13 Lichte Brigade, 41 Pantsergeniebataljon, 411 Pantsergeniecompagnie

“Het geeft een machtig gevoel om met z’n 3’en, commandant en 2 bedienaars, op zo’n groot ding te werken. Je moet alleen wel voorzichtig zijn. Als je iets raakt, merk je dat niet. Gevaarlijk werk…? Met de Kodiak rijden niet; de opleiding van 10 weken is prima. Maar je ‘klapt’ met de Kodiak als 1e door een hindernis die altijd onder waarneming van de vijand ligt. Dan bestaat de kans dat je wordt beschoten en dát maakt werken ermee gevaarlijk.

Afgezien van de Limburgse bosbrand hebben we het in coronatijd rustig. Normaalgesproken draaien we mee in oefeningen. Op basis van een hindernisplan bouwen wij dan de obstakels.

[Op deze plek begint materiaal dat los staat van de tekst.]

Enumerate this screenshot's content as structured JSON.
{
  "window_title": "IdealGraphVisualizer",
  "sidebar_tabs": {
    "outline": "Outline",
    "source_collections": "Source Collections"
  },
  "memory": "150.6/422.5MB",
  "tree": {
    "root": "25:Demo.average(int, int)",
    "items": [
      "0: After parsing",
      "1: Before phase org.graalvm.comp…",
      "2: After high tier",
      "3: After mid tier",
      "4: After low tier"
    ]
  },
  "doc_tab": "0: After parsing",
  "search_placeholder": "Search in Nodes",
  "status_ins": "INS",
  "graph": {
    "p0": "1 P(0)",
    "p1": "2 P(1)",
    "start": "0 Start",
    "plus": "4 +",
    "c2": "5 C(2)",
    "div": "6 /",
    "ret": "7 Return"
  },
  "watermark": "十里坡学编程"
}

Ik ben bij de landmacht begonnen op de gevechtstank; draaide een uitzending in Uruzgan en kwam op een bouwmachine van de genie terecht. Op een gegeven moment wilde ik het oude ‘tankgevoel’ terug. Dat is op de Kodiak zeker gelukt. Ik voel me in mijn element. Het was wel wennen aan de verschillen. In vergelijking met een gevechtstank zit je linksachter in plaats van rechtsvoor, waardoor de ‘instuurmomenten’ anders zijn. Ooit werd ik na een sollicitatie aangenomen bij de NS als treinmachinist. Ik had er echter geen goed gevoel bij en stapte uiteindelijk niet over. Mijn hart ligt bij het militaire werk.”